El reto que aborda la ciudad ahora es contar con un tranvía. Es el gran deseo, sobre todo, porque Elche ya ha entrado en unos números y una expansión que están poniendo a pruebas sus carreteras; pero el proyecto se encuentra en una fase muy embrionaria y, por supuesto, sin presupuesto. Hasta se llegó a hablar de un trolebús, pero ante la indefinición autonómica, el ayuntamiento se ha puesto a diseñar trazado. Volviendo al asfalto, un apunte: los índices de intensidad de circulación constatan la necesidad de concluir la Ronda, un primer anillo metropolitano que serviría de desahogo hacia toda la zona de playas y de unión a la vecina Santa Pola.

Cercanías y ente

Pero si algo evidencian ambas ciudades es la falta de un diseño global que podría tener respuesta en un ente metropolitano similar al que hay en Valencia (Autoridad de Transporte Metropolitano, ATMV) y otras grandes urbes. Sin embargo, este planteamiento no está sobre la mesa. Generalitat y ayuntamientos miran hacia otro lado y han apostado por la cirugía, lo que dibuja un panorama de cicatrices más o menos resistentes.

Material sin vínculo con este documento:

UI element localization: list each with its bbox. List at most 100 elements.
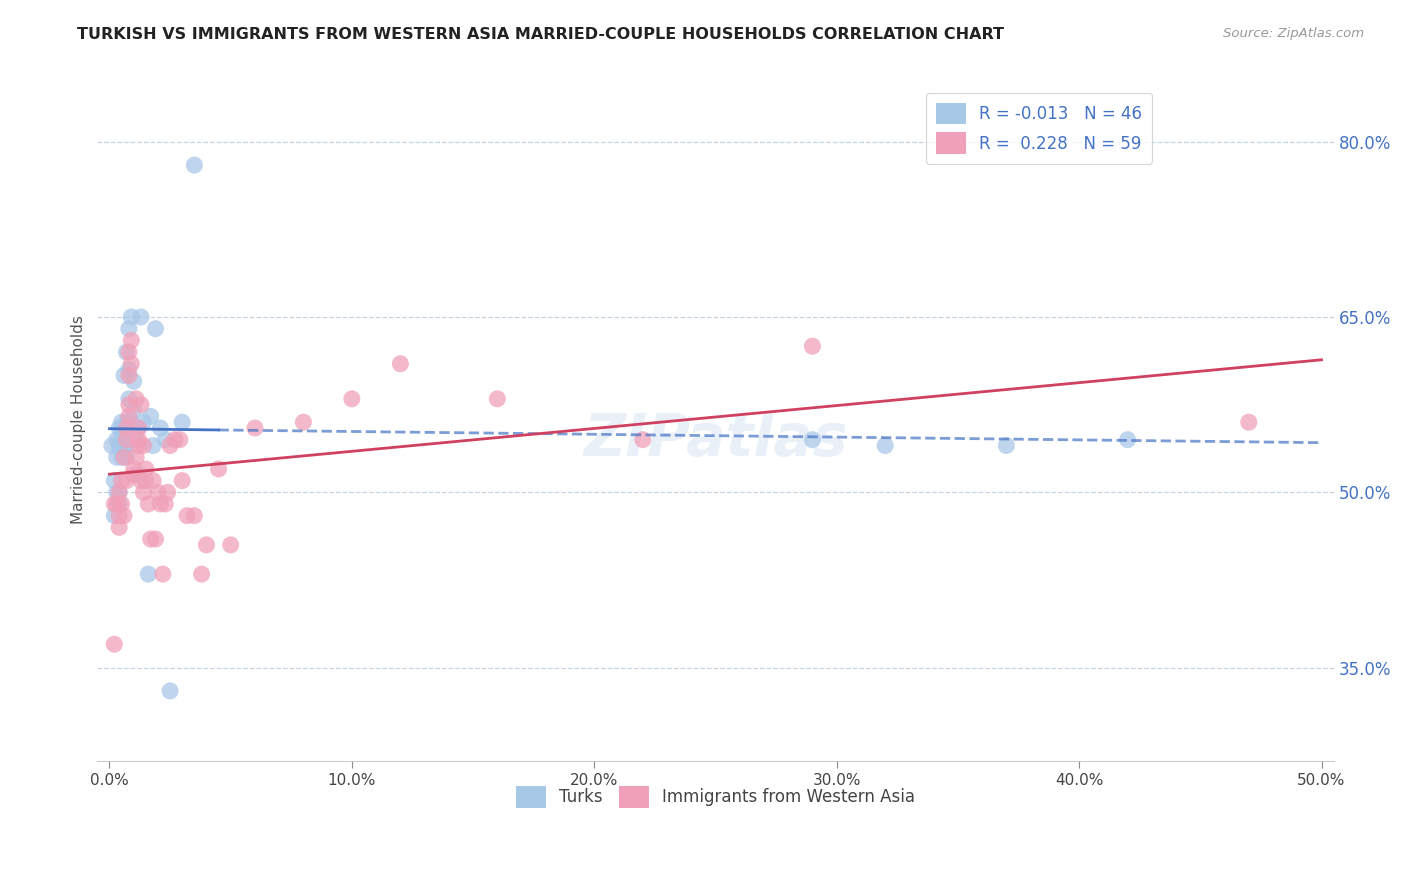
Point: [875, 438, 897, 452]
Point: [122, 403, 145, 417]
Point: [110, 415, 132, 429]
Point: [136, 567, 159, 582]
Point: [190, 567, 212, 582]
Point: [292, 415, 315, 429]
Point: [128, 421, 150, 435]
Point: [115, 415, 138, 429]
Point: [128, 438, 150, 452]
Point: [110, 421, 132, 435]
Point: [801, 433, 824, 447]
Point: [120, 334, 142, 348]
Point: [110, 433, 132, 447]
Point: [118, 368, 141, 383]
Point: [115, 433, 138, 447]
Point: [172, 474, 194, 488]
Point: [128, 467, 150, 482]
Point: [219, 538, 242, 552]
Point: [129, 398, 152, 412]
Point: [108, 508, 131, 523]
Legend: Turks, Immigrants from Western Asia: Turks, Immigrants from Western Asia: [509, 780, 922, 814]
Point: [118, 409, 141, 424]
Point: [108, 520, 131, 534]
Point: [183, 158, 205, 172]
Point: [152, 567, 174, 582]
Point: [155, 497, 177, 511]
Text: ZIPatlas: ZIPatlas: [583, 411, 848, 468]
Point: [136, 497, 159, 511]
Point: [118, 398, 141, 412]
Point: [132, 415, 155, 429]
Point: [112, 508, 135, 523]
Point: [110, 474, 132, 488]
Point: [128, 433, 150, 447]
Point: [1237, 415, 1260, 429]
Point: [115, 421, 138, 435]
Point: [159, 438, 181, 452]
Point: [120, 357, 142, 371]
Point: [118, 392, 141, 406]
Point: [115, 345, 138, 359]
Point: [115, 438, 138, 452]
Point: [112, 368, 135, 383]
Point: [135, 474, 157, 488]
Text: TURKISH VS IMMIGRANTS FROM WESTERN ASIA MARRIED-COUPLE HOUSEHOLDS CORRELATION CH: TURKISH VS IMMIGRANTS FROM WESTERN ASIA …: [77, 27, 1004, 42]
Point: [118, 321, 141, 335]
Point: [995, 438, 1018, 452]
Text: Source: ZipAtlas.com: Source: ZipAtlas.com: [1223, 27, 1364, 40]
Point: [145, 532, 167, 546]
Point: [103, 497, 125, 511]
Point: [101, 438, 124, 452]
Point: [103, 508, 125, 523]
Point: [115, 474, 138, 488]
Point: [486, 392, 509, 406]
Point: [118, 345, 141, 359]
Point: [129, 474, 152, 488]
Point: [112, 421, 135, 435]
Point: [112, 450, 135, 465]
Point: [110, 497, 132, 511]
Point: [207, 462, 229, 476]
Point: [105, 450, 128, 465]
Point: [108, 497, 131, 511]
Point: [195, 538, 218, 552]
Point: [159, 684, 181, 698]
Point: [176, 508, 198, 523]
Point: [172, 415, 194, 429]
Point: [122, 467, 145, 482]
Point: [125, 392, 148, 406]
Point: [122, 374, 145, 388]
Point: [108, 421, 131, 435]
Point: [112, 444, 135, 458]
Point: [108, 485, 131, 500]
Point: [149, 497, 172, 511]
Point: [389, 357, 412, 371]
Point: [103, 637, 125, 651]
Point: [155, 433, 177, 447]
Point: [105, 497, 128, 511]
Point: [145, 321, 167, 335]
Point: [129, 310, 152, 324]
Point: [103, 474, 125, 488]
Point: [156, 485, 179, 500]
Point: [110, 450, 132, 465]
Point: [139, 409, 162, 424]
Point: [146, 485, 169, 500]
Y-axis label: Married-couple Households: Married-couple Households: [72, 315, 86, 524]
Point: [105, 485, 128, 500]
Point: [108, 438, 131, 452]
Point: [183, 508, 205, 523]
Point: [135, 462, 157, 476]
Point: [105, 433, 128, 447]
Point: [631, 433, 654, 447]
Point: [142, 438, 165, 452]
Point: [169, 433, 191, 447]
Point: [801, 339, 824, 353]
Point: [142, 474, 165, 488]
Point: [132, 438, 155, 452]
Point: [125, 450, 148, 465]
Point: [340, 392, 363, 406]
Point: [149, 421, 172, 435]
Point: [108, 485, 131, 500]
Point: [115, 450, 138, 465]
Point: [120, 415, 142, 429]
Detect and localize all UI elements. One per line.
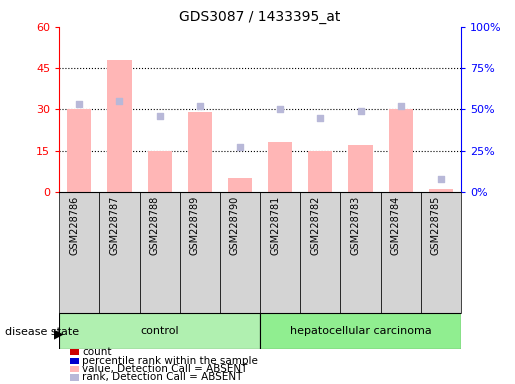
Bar	[429, 189, 453, 192]
Bar	[228, 178, 252, 192]
Bar	[260, 313, 461, 349]
Text: GSM228783: GSM228783	[351, 195, 360, 255]
Bar	[180, 192, 220, 313]
Bar	[300, 192, 340, 313]
Point	[316, 115, 324, 121]
Text: GSM228785: GSM228785	[431, 195, 441, 255]
Bar	[260, 192, 300, 313]
Point	[156, 113, 164, 119]
Text: GSM228787: GSM228787	[110, 195, 119, 255]
Text: GSM228784: GSM228784	[391, 195, 401, 255]
Text: GSM228788: GSM228788	[150, 195, 160, 255]
Text: disease state: disease state	[5, 327, 79, 337]
Point	[276, 106, 284, 113]
Point	[196, 103, 204, 109]
Bar	[268, 142, 292, 192]
Text: GSM228789: GSM228789	[190, 195, 200, 255]
Bar	[59, 192, 99, 313]
Text: control: control	[140, 326, 179, 336]
Point	[356, 108, 365, 114]
Bar	[421, 192, 461, 313]
Point	[75, 101, 83, 108]
Text: GSM228782: GSM228782	[311, 195, 320, 255]
Bar	[340, 192, 381, 313]
Text: rank, Detection Call = ABSENT: rank, Detection Call = ABSENT	[82, 372, 243, 382]
Bar	[389, 109, 413, 192]
Point	[236, 144, 244, 151]
Text: count: count	[82, 347, 112, 357]
Bar	[140, 192, 180, 313]
Text: GSM228781: GSM228781	[270, 195, 280, 255]
Bar	[108, 60, 131, 192]
Text: percentile rank within the sample: percentile rank within the sample	[82, 356, 259, 366]
Point	[397, 103, 405, 109]
Point	[437, 176, 445, 182]
Bar	[99, 192, 140, 313]
Bar	[381, 192, 421, 313]
Text: GSM228786: GSM228786	[70, 195, 79, 255]
Title: GDS3087 / 1433395_at: GDS3087 / 1433395_at	[179, 10, 341, 25]
Bar	[59, 313, 260, 349]
Bar	[67, 109, 91, 192]
Point	[115, 98, 124, 104]
Text: value, Detection Call = ABSENT: value, Detection Call = ABSENT	[82, 364, 248, 374]
Text: hepatocellular carcinoma: hepatocellular carcinoma	[289, 326, 432, 336]
Bar	[188, 112, 212, 192]
Bar	[349, 145, 372, 192]
Bar	[148, 151, 171, 192]
Bar	[220, 192, 260, 313]
Text: ▶: ▶	[54, 328, 64, 341]
Text: GSM228790: GSM228790	[230, 195, 240, 255]
Bar	[308, 151, 332, 192]
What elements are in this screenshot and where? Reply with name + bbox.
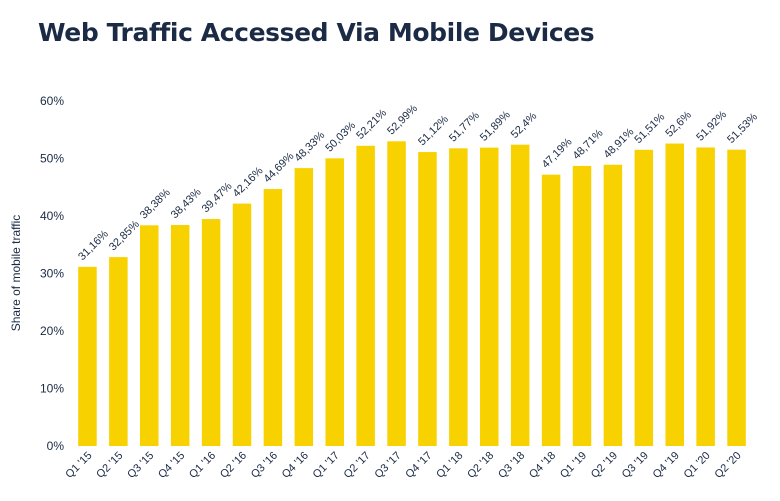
data-label: 51,53% [725,111,760,146]
data-label: 52,21% [354,107,389,142]
bar [325,158,344,446]
y-tick-label: 60% [40,94,64,108]
y-tick-label: 10% [40,382,64,396]
bar [480,147,499,446]
x-tick-label: Q1 '17 [311,450,342,481]
y-axis-title: Share of mobile traffic [9,215,23,332]
x-tick-label: Q2 '17 [342,450,373,481]
bar [603,164,623,446]
x-tick-label: Q4 '15 [156,450,187,481]
y-tick-label: 30% [40,267,64,281]
data-label: 48,91% [602,126,637,161]
data-label: 52,6% [663,109,694,140]
x-tick-label: Q3 '16 [249,450,280,481]
bar [696,147,715,446]
data-label: 51,51% [632,111,667,146]
x-tick-label: Q2 '16 [218,450,249,481]
y-tick-label: 20% [40,324,64,338]
bar [449,148,468,446]
x-tick-label: Q3 '17 [372,450,403,481]
x-tick-label: Q2 '15 [94,450,125,481]
bar [109,257,128,446]
bar [170,225,190,446]
x-tick-label: Q2 '19 [589,450,620,481]
x-tick-label: Q4 '16 [280,450,311,481]
data-label: 52,4% [509,110,540,141]
bar [387,141,406,446]
x-tick-label: Q2 '18 [465,450,496,481]
x-tick-label: Q3 '15 [125,450,156,481]
x-tick-label: Q1 '18 [434,450,465,481]
x-tick-label: Q3 '19 [620,450,651,481]
data-label: 32,85% [107,218,142,253]
x-tick-label: Q1 '15 [63,450,94,481]
bar [634,149,654,446]
data-label: 51,92% [694,109,729,144]
data-label: 51,77% [447,109,482,144]
data-label: 51,89% [478,109,513,144]
data-label: 42,16% [231,165,266,200]
bar [572,165,592,447]
bar [78,266,97,446]
data-label: 47,19% [540,136,575,171]
bar [356,145,375,447]
bar [263,189,283,446]
data-label: 44,69% [262,150,297,185]
bar [294,168,314,447]
data-label: 52,99% [385,102,420,137]
bar [201,219,221,446]
data-label: 39,47% [200,180,235,215]
data-label: 50,03% [323,119,358,154]
bar [418,152,437,446]
x-tick-label: Q4 '17 [403,450,434,481]
x-tick-label: Q1 '16 [187,450,218,481]
y-axis: 0% 10% 20% 30% 40% 50% 60% [40,94,64,453]
y-tick-label: 50% [40,152,64,166]
bar [727,149,746,446]
x-tick-label: Q4 '19 [651,450,682,481]
x-tick-label: Q4 '18 [527,450,558,481]
data-label: 48,71% [571,127,606,162]
bar [665,143,684,447]
data-label: 38,38% [138,186,173,221]
page-title: Web Traffic Accessed Via Mobile Devices [38,18,595,47]
data-label: 31,16% [76,228,111,263]
x-tick-label: Q1 '19 [558,450,589,481]
x-tick-label: Q2 '20 [712,450,743,481]
bars-group [78,141,746,447]
data-label: 51,12% [416,113,451,148]
bar [232,203,252,446]
x-axis: Q1 '15 Q2 '15 Q3 '15 Q4 '15 Q1 '16 Q2 '16 Q3 '… [63,450,743,481]
x-tick-label: Q3 '18 [496,450,527,481]
bar [140,225,159,446]
data-label: 38,43% [169,186,204,221]
x-tick-label: Q1 '20 [682,450,713,481]
y-tick-label: 40% [40,209,64,223]
y-tick-label: 0% [47,439,65,453]
bar [510,144,530,446]
data-label: 48,33% [292,129,327,164]
bar [541,174,561,446]
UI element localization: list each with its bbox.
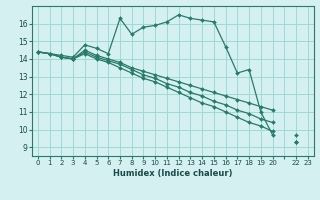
X-axis label: Humidex (Indice chaleur): Humidex (Indice chaleur) bbox=[113, 169, 233, 178]
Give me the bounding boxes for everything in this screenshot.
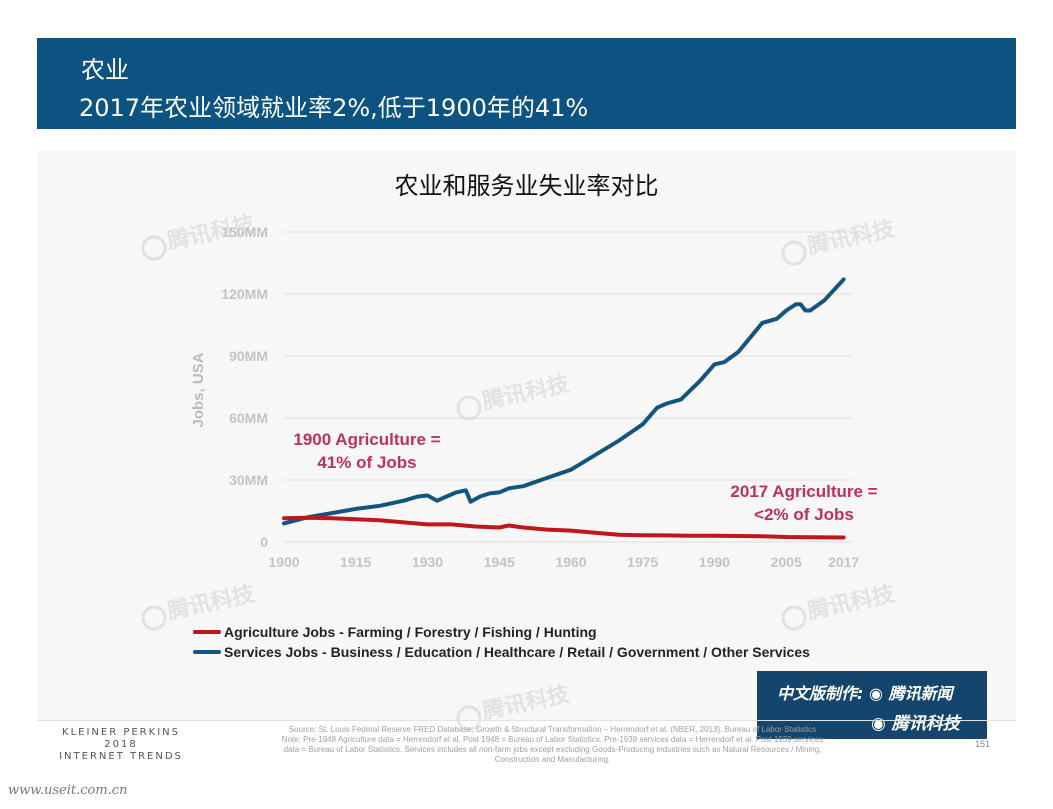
- tencent-news-icon: ◉: [868, 684, 883, 703]
- y-tick-label: 0: [260, 534, 268, 550]
- x-tick-label: 1960: [555, 554, 586, 570]
- legend-label-agriculture: Agriculture Jobs - Farming / Forestry / …: [224, 624, 597, 640]
- legend-label-services: Services Jobs - Business / Education / H…: [224, 644, 810, 660]
- header-subtitle: 2017年农业领域就业率2%,低于1900年的41%: [79, 94, 589, 122]
- footer-divider: [37, 720, 1016, 721]
- chart-annotation: <2% of Jobs: [754, 505, 854, 524]
- kleiner-perkins-logo: KLEINER PERKINS 2018 INTERNET TRENDS: [50, 727, 192, 763]
- watermark: 腾讯科技: [456, 372, 573, 421]
- chart-title: 农业和服务业失业率对比: [394, 172, 659, 200]
- x-tick-label: 1975: [627, 554, 658, 570]
- legend-swatch-services: [193, 650, 221, 654]
- svg-text:腾讯科技: 腾讯科技: [805, 582, 897, 625]
- producer-brand-tech: 腾讯科技: [891, 714, 960, 734]
- producer-brand-news: 腾讯新闻: [888, 684, 953, 703]
- y-axis-label: Jobs, USA: [190, 352, 207, 427]
- watermark: 腾讯科技: [781, 217, 898, 266]
- svg-text:腾讯科技: 腾讯科技: [805, 217, 897, 260]
- x-tick-label: 1915: [340, 554, 371, 570]
- chart-annotation: 1900 Agriculture =: [293, 430, 440, 449]
- legend: Agriculture Jobs - Farming / Forestry / …: [193, 622, 810, 662]
- svg-text:腾讯科技: 腾讯科技: [165, 582, 257, 625]
- x-tick-label: 1900: [268, 554, 299, 570]
- series-line-agriculture: [282, 515, 846, 540]
- x-tick-label: 1930: [412, 554, 443, 570]
- y-tick-label: 90MM: [229, 348, 268, 364]
- tencent-tech-icon: ◉: [871, 714, 886, 734]
- chart-annotation: 2017 Agriculture =: [730, 482, 877, 501]
- producer-logo-box: 中文版制作: ◉ 腾讯新闻 ◉ 腾讯科技: [757, 671, 987, 739]
- watermark: 腾讯科技: [456, 682, 573, 731]
- chart-annotation: 41% of Jobs: [317, 453, 416, 472]
- producer-credit-tech: ◉ 腾讯科技: [871, 709, 960, 734]
- brand-report: INTERNET TRENDS: [59, 751, 183, 762]
- producer-label: 中文版制作:: [777, 684, 864, 703]
- y-tick-label: 150MM: [221, 224, 268, 240]
- y-tick-label: 120MM: [221, 286, 268, 302]
- header-banner: 农业 2017年农业领域就业率2%,低于1900年的41%: [37, 38, 1016, 129]
- page-number: 151: [975, 739, 991, 749]
- svg-text:腾讯科技: 腾讯科技: [480, 372, 572, 415]
- producer-credit: 中文版制作: ◉ 腾讯新闻: [777, 680, 953, 704]
- series-line-services: [282, 277, 846, 526]
- legend-swatch-agriculture: [193, 630, 221, 634]
- x-tick-label: 1990: [699, 554, 730, 570]
- x-tick-label: 2017: [828, 554, 859, 570]
- header-title: 农业: [81, 56, 129, 84]
- brand-year: 2018: [104, 739, 138, 750]
- brand-name: KLEINER PERKINS: [62, 727, 180, 738]
- legend-item-services: Services Jobs - Business / Education / H…: [193, 642, 810, 662]
- legend-item-agriculture: Agriculture Jobs - Farming / Forestry / …: [193, 622, 810, 642]
- svg-text:腾讯科技: 腾讯科技: [480, 682, 572, 725]
- x-tick-label: 1945: [484, 554, 515, 570]
- site-url: www.useit.com.cn: [8, 783, 128, 798]
- x-tick-label: 2005: [771, 554, 802, 570]
- chart-panel: [37, 150, 1016, 720]
- y-tick-label: 60MM: [229, 410, 268, 426]
- source-note: Source: St. Louis Federal Reserve FRED D…: [281, 725, 824, 764]
- y-tick-label: 30MM: [229, 472, 268, 488]
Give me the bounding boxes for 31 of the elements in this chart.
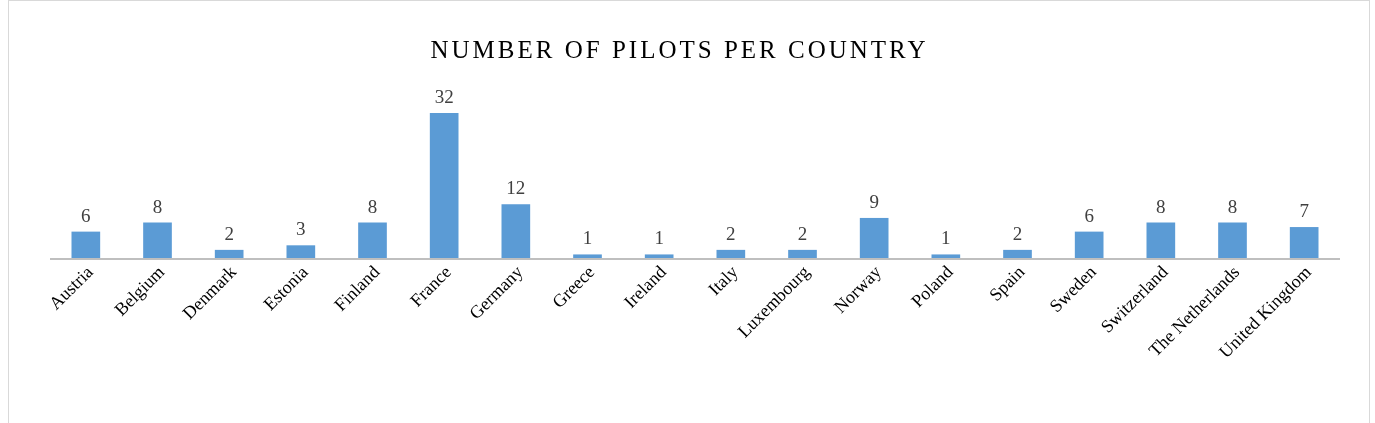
bar [143,222,172,259]
bar [1289,227,1319,259]
chart-title: NUMBER OF PILOTS PER COUNTRY [430,36,929,63]
data-label: 9 [869,190,879,212]
data-label: 3 [296,218,306,240]
bar [1218,222,1247,259]
data-label: 2 [1012,222,1023,244]
data-label: 6 [81,204,91,226]
bar [501,204,531,259]
bar [859,217,889,259]
data-label: 32 [434,86,454,107]
data-label: 6 [1084,204,1094,226]
data-label: 8 [152,195,163,217]
data-label: 12 [506,177,526,199]
bar [1074,231,1104,259]
data-label: 1 [941,227,951,249]
data-label: 2 [224,222,234,244]
data-label: 2 [797,222,808,244]
data-label: 2 [726,222,736,244]
data-label: 8 [1156,195,1166,217]
data-label: 1 [654,227,664,249]
bar [71,231,101,259]
data-label: 1 [582,227,593,249]
bar [286,245,316,259]
bar [1146,222,1176,259]
data-label: 8 [367,195,378,217]
data-label: 8 [1227,195,1238,217]
data-label: 7 [1299,200,1309,222]
bar [429,113,459,259]
x-tick-label: Italy [704,261,742,300]
bar [358,222,387,259]
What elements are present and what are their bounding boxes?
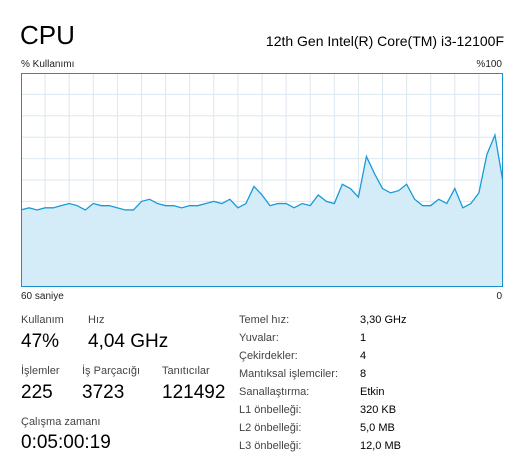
graph-x-left-label: 60 saniye — [21, 291, 64, 302]
handles-value: 121492 — [162, 382, 226, 403]
spec-value-logical-processors: 8 — [360, 368, 367, 380]
spec-value-l1-cache: 320 KB — [360, 404, 397, 416]
uptime-value: 0:05:00:19 — [21, 432, 111, 453]
uptime-label: Çalışma zamanı — [21, 416, 101, 428]
usage-series-line — [21, 132, 503, 211]
spec-label-l3-cache: L3 önbelleği: — [239, 440, 302, 452]
handles-label: Tanıtıcılar — [162, 365, 210, 377]
spec-label-virtualization: Sanallaştırma: — [239, 386, 310, 398]
threads-label: İş Parçacığı — [82, 365, 141, 377]
spec-label-base-speed: Temel hız: — [239, 314, 290, 326]
graph-x-right-label: 0 — [496, 291, 502, 302]
usage-area-fill — [21, 135, 503, 287]
spec-label-logical-processors: Mantıksal işlemciler: — [239, 368, 339, 380]
cpu-usage-graph — [21, 73, 503, 287]
spec-label-sockets: Yuvalar: — [239, 332, 279, 344]
cpu-model-name: 12th Gen Intel(R) Core(TM) i3-12100F — [265, 33, 504, 49]
spec-value-base-speed: 3,30 GHz — [360, 314, 407, 326]
threads-value: 3723 — [82, 382, 125, 403]
usage-value: 47% — [21, 331, 60, 352]
page-title: CPU — [20, 20, 75, 50]
speed-label: Hız — [88, 314, 105, 326]
graph-y-max-label: %100 — [476, 59, 502, 70]
spec-value-cores: 4 — [360, 350, 367, 362]
spec-value-l3-cache: 12,0 MB — [360, 440, 401, 452]
speed-value: 4,04 GHz — [88, 331, 169, 352]
processes-value: 225 — [21, 382, 53, 403]
usage-label: Kullanım — [21, 314, 64, 326]
spec-label-cores: Çekirdekler: — [239, 350, 298, 362]
spec-value-sockets: 1 — [360, 332, 367, 344]
processes-label: İşlemler — [21, 365, 60, 377]
spec-value-virtualization: Etkin — [360, 386, 385, 398]
spec-value-l2-cache: 5,0 MB — [360, 422, 395, 434]
spec-label-l2-cache: L2 önbelleği: — [239, 422, 302, 434]
spec-label-l1-cache: L1 önbelleği: — [239, 404, 302, 416]
graph-border — [21, 73, 503, 287]
graph-y-label: % Kullanımı — [21, 59, 75, 70]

Desde la Conselleria de Infraestructuras confirman que la "prioridad" ahora se centra en la unificación de tarifas. Aunque hablamos a escala autonómica, llama la atención que no exista en la actualidad ningún sistema o tarjeta que sirva al usuario para poder moverse entre Alicante a Elche.

Uno de los trenes de Cercanías entre Alicante y Elche.

Uno de los trenes de Cercanías entre Alicante y Elche. / Jose Navarro

En este campo, el papel del ferrocarril es crucial. Primero, porque es el medio natural histórico de unión entre Alicante y el sur de la provincia. El Cercanías es, en uno de sus tramos, una reliquia del siglo XIX carente de electricidad, pero salvo por la anécdota que deja el humo del gasoil, la madre de todas las deudas es la conexión con el aeropuerto. A pesar de ser la quinta terminal de pasajeros de España, es la única en la que sus usuarios, sí o sí, solo pueden acceder por carretera. El Ministerio de Transportes, con Óscar Puente, ha sacado del cajón la variante de Torrellano, que implica quitar las vías del frente marítimo sur de Alicante y, ante todo, poder llegar desde el centro de cualquiera de las dos localidades al aeropuerto.

Ortuño, sin embargo, pone una alerta máxima en un "verdadero cuello de botella" sobre el que nadie ha puesto remedio: el acceso por una única vía a la estación de Elche -la de alta velocidad está a las afueras, en término municipal de Crevillent -. En definitiva, la movilidad metropolitana del área más grande de la provincia sigue sin tener dirección, porque no hay presupuesto con la que convencer.